Audio AI may feel only slightly more realistic than AI video at the moment, but the results from the current set of tools are good enough to make security experts nervous. There are very good reasons you’d want to hide your voice for the sake of security and privacy; it can be used to authenticate your identity, and machines can determine identifying factors like your age, ethnicity, gender, and economic status just by listening to you speak.

Balasubramaniyan says voice AI services need to offer security on par with that of other companies that store personal data, like financial or medical information.

“You have to ask the company, ‘how is my AI voice going to be stored? Are you actually storing my recordings? Are you storing it encrypted? Who has access to it?’” Balasubramaniyan says. “It is a part of me. It is my intimate self. I need to protect it just as well.”

Podcastle says the voice models are end-to-end encrypted and that the company doesn’t keep any recordings after creating the model. Only the account holder who recorded the voice clips can access them. Podcastle also doesn’t allow other audio to be uploaded or analyzed on Revoice. In fact, the person creating a copy of their voice has to record the lines of prewritten text directly into Revoice’s app. They can’t just upload a prerecorded file.

“You are the one giving permission and creating the content,” Podcastle’s Yeritsyan says. “Whether it’s artificial or original, if this is not a deepfaked voice, it’s this person’s voice and he put it out there. I don’t see issues.”

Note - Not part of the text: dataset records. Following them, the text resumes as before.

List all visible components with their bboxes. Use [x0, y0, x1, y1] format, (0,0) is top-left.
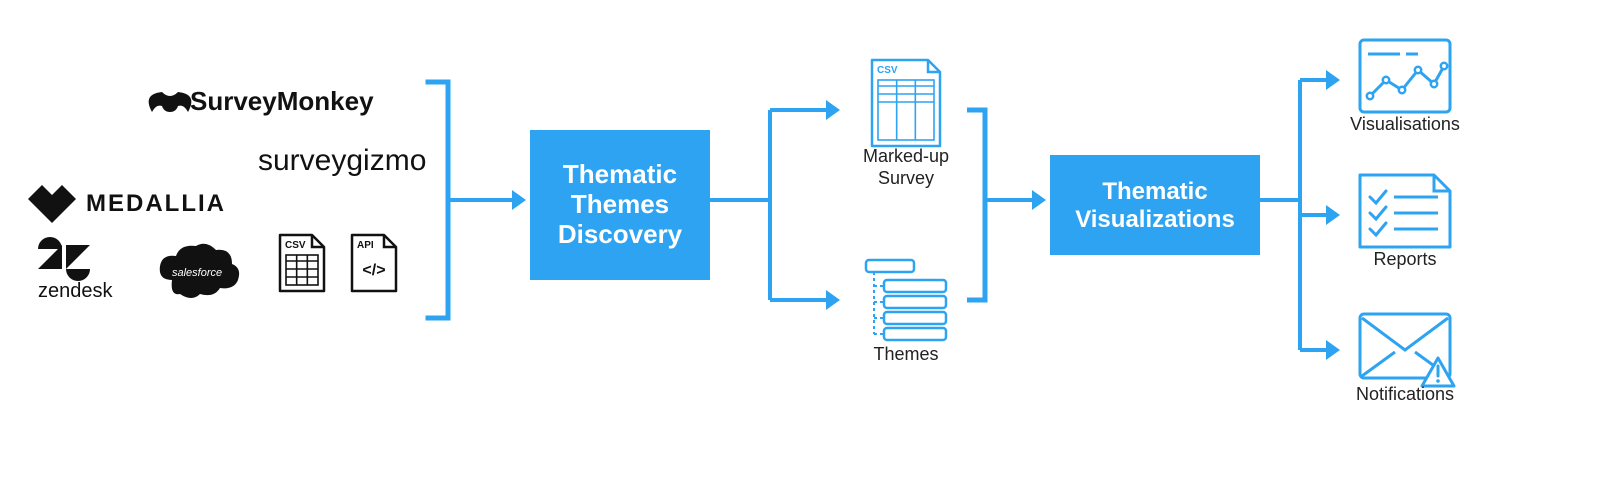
svg-text:</>: </>	[362, 262, 385, 279]
svg-text:CSV: CSV	[285, 240, 306, 251]
mid-label-survey-0: Marked-up	[863, 146, 949, 166]
logo-salesforce: salesforce	[172, 267, 222, 279]
logo-zendesk: zendesk	[38, 280, 113, 302]
sources-csv-icon: CSV	[280, 235, 324, 291]
svg-text:CSV: CSV	[877, 65, 898, 76]
mid-label-survey-1: Survey	[878, 168, 934, 188]
sources-bracket	[428, 82, 448, 318]
themes-tree-icon	[866, 260, 946, 340]
sources-group: SurveyMonkey MEDALLIA surveygizmo zendesk sa…	[28, 86, 426, 302]
mid-item-themes	[866, 260, 946, 340]
output-visualisations: Visualisations	[1350, 40, 1460, 134]
svg-text:API: API	[357, 240, 374, 251]
output-notifications: Notifications	[1356, 314, 1454, 404]
mid-label-themes-0: Themes	[873, 344, 938, 364]
box2-label-0: Thematic	[1102, 178, 1207, 205]
mid-bracket	[967, 110, 985, 300]
logo-surveygizmo: surveygizmo	[258, 144, 426, 177]
box1-label-2: Discovery	[558, 219, 683, 249]
output-label-reports: Reports	[1373, 249, 1436, 269]
box2-label-1: Visualizations	[1075, 206, 1235, 233]
sources-api-icon: API </>	[352, 235, 396, 291]
box1-label-1: Themes	[571, 189, 669, 219]
output-label-notifications: Notifications	[1356, 384, 1454, 404]
logo-medallia: MEDALLIA	[86, 190, 226, 217]
csv-grid-icon: CSV	[872, 60, 940, 146]
output-reports: Reports	[1360, 175, 1450, 269]
box1-label-0: Thematic	[563, 159, 677, 189]
mid-item-survey: CSV	[872, 60, 940, 146]
box-visualizations	[1050, 155, 1260, 255]
output-label-visualisations: Visualisations	[1350, 114, 1460, 134]
logo-surveymonkey: SurveyMonkey	[190, 86, 374, 116]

Podcastle is hoping that being able to render audio in only a consenting person’s cloned voice would disincentivize people from making themselves say anything too horrible. Currently, the service doesn’t have any content moderation or restrictions on specific words or phrases. Yeritsyan says it is up to whatever service or outlet publishes the audio—like Spotify, Apple Podcasts, or YouTube—to police the content that gets pushed onto their platforms.

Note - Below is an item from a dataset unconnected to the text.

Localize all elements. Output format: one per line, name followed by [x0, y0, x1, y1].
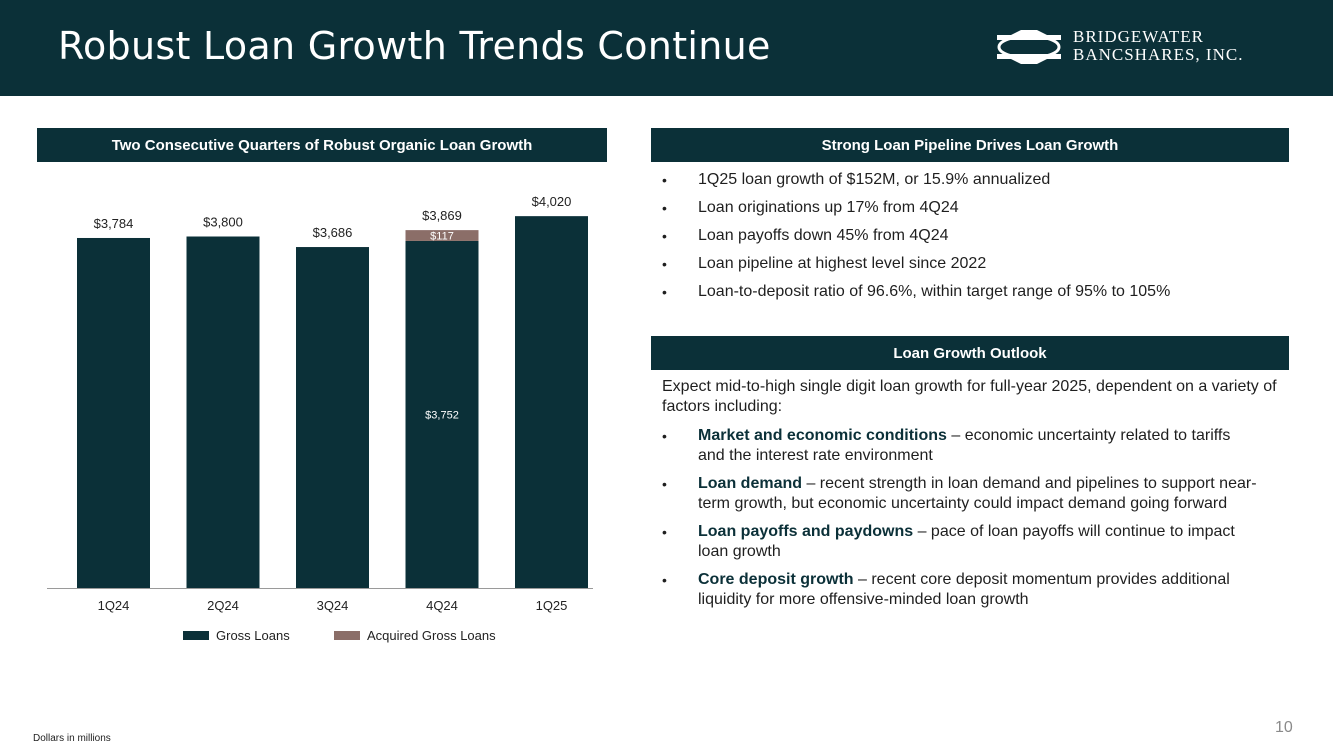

“There are huge moderation teams on any social platforms or any streaming platform,” Yeritsyan says. “So that’s their job to not let anyone else use the fake voice and create something stupid or something not ethical and publish it there.”

Even if the very thorny issue of voice deepfakes and nonconsensual AI clones is addressed, it’s still unclear whether people will accept a computerized clone as an acceptable stand-in for a human. 

At the end of March, the comedian Drew Carey used another voice AI service, ElevenLabs, to release a whole episode of a radio show that was read by his voice clone. For the most part, people hated it. Podcasting is an intimate medium, and the distinct human connection you feel when listening to people have a conversation or tell stories is easily lost when the robots step to the microphone.

But what happens when the technology advances to the point that you can’t tell the difference? Does it matter that it’s not really your favorite podcaster in your ear? Cloned AI speech has a ways to go before it’s indistinguishable from human speech, but it’s surely catching up quickly. Just a year ago, AI-generated images looked cartoonish, and now they’re realistic enough to fool millions into thinking the Pope had some kick-ass new outerwear. It’s easy to imagine AI-generated audio will have a similar trajectory.

There’s also another very human trait driving interest in these AI-powered tools: laziness. AI voice tech—assuming it gets to the point where it can accurately mimic real voices—will make it easy to do quick edits or retakes without having to get the host back into a studio.

“Ultimately, the creator economy is going to win,” Balasubramaniyan says. “No matter how much we think about the ethical implications, it’s going to win out because you’ve just made people’s lives simple.”